Weak yen clears path for December BoJ hike, if yen fails afterwards another hike to come

Forex Short News

Japan’s persistently weak yen is emerging as the decisive factor that could allow the Bank of Japan and the government to align behind a long-awaited rate hike this month, according to an analysis by Alicia Garcia Herrero (twitter @Aligarciaherrer)

Despite concerns around U.S. tariffs and broader geopolitical risks, Japan’s economy has proved more resilient than expected. Business sentiment data from the Bank of Japan’s December Tankan survey showed a modest improvement in conditions for large manufacturers, while sentiment in the services sector remained elevated. Even areas exposed to China-Japan political tensions, such as tourism-related industries, have seen only limited deterioration, suggesting external headwinds have so far been absorbed.

Beneath that resilience, however, the weak yen has become an increasingly pressing policy problem. Garcia Herrero notes that while nominal wage growth is picking up, regular wages rose 2.6% year-on-year in October, and services inflation has firmed, real wages continue to fall. Surging food prices and higher import costs are eroding household purchasing power, restraining private consumption and amplifying the inflationary impact of currency weakness.

Inflation expectations remain anchored above the Bank of Japan’s 2% target across short-, medium- and long-term horizons, strengthening the case for further policy normalisation. Core inflation has been pushed higher by food prices, and the yen’s continued weakness around the 155 level against the dollar risks reinforcing imported inflation pressures.

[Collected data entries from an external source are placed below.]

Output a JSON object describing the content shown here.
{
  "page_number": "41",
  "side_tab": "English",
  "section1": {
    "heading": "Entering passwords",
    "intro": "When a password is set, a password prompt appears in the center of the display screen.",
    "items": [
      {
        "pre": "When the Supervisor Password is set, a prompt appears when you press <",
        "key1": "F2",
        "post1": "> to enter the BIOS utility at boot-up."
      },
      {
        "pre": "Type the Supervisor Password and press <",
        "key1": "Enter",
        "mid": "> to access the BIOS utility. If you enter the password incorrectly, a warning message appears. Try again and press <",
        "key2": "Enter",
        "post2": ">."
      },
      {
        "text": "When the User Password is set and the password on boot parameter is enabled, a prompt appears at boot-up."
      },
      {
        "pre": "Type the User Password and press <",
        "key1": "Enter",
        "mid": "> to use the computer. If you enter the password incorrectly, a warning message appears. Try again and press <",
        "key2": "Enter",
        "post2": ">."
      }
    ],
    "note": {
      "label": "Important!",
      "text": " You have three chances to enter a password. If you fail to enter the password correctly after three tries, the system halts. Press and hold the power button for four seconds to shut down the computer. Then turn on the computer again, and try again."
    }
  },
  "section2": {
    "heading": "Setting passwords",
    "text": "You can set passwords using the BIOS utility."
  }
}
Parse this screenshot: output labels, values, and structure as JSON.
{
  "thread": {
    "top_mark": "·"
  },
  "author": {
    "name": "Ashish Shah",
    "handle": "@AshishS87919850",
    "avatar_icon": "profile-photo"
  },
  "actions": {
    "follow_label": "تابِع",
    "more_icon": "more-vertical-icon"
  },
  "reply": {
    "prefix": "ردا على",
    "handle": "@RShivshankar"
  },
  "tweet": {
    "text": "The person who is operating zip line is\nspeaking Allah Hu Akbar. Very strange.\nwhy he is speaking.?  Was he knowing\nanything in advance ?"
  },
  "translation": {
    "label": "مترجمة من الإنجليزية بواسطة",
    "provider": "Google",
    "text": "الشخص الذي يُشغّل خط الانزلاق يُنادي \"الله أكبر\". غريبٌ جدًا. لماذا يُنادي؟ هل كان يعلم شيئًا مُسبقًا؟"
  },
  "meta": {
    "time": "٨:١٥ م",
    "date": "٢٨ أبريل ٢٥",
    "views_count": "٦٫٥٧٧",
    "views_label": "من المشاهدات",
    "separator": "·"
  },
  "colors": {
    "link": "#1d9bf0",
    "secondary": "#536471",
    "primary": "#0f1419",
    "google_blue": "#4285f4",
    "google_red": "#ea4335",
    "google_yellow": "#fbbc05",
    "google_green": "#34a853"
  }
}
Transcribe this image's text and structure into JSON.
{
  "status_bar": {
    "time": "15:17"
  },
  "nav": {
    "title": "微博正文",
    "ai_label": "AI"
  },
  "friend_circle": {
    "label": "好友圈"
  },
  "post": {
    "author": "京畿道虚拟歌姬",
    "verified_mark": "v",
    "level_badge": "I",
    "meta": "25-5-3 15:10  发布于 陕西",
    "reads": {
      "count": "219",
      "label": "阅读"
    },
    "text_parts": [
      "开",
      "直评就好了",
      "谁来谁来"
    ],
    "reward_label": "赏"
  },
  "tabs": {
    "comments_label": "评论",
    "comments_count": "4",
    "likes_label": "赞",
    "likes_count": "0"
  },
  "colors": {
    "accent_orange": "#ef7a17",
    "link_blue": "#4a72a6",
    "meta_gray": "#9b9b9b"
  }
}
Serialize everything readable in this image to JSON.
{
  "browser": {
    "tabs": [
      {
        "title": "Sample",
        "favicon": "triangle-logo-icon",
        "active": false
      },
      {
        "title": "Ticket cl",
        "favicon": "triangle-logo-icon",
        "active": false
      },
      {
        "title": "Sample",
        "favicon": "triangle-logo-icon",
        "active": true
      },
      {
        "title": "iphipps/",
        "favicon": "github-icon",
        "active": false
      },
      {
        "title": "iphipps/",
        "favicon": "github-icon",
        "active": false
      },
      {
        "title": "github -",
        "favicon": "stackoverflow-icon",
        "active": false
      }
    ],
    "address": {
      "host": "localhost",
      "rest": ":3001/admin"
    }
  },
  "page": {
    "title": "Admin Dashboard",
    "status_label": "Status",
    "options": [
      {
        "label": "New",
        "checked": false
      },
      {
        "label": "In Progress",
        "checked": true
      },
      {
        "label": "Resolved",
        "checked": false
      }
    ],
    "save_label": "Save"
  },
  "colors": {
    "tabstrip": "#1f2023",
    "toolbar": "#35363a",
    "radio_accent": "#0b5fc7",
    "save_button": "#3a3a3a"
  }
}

Against this backdrop, Garcia Herrero argues the political calculus may be shifting. The Takaichi government, historically cautious about tighter policy, appears increasingly willing to tolerate a rate hike as the costs of a weak currency become more visible to households. She expects the BoJ to raise its policy rate by 25 basis points to 0.75% at its December 19 meeting.

Looking ahead, she suggests that if the yen fails to stabilise after the move, and continues to weigh on real incomes, the government may also accept further tightening, potentially opening the door to another 25-basis-point hike early next year.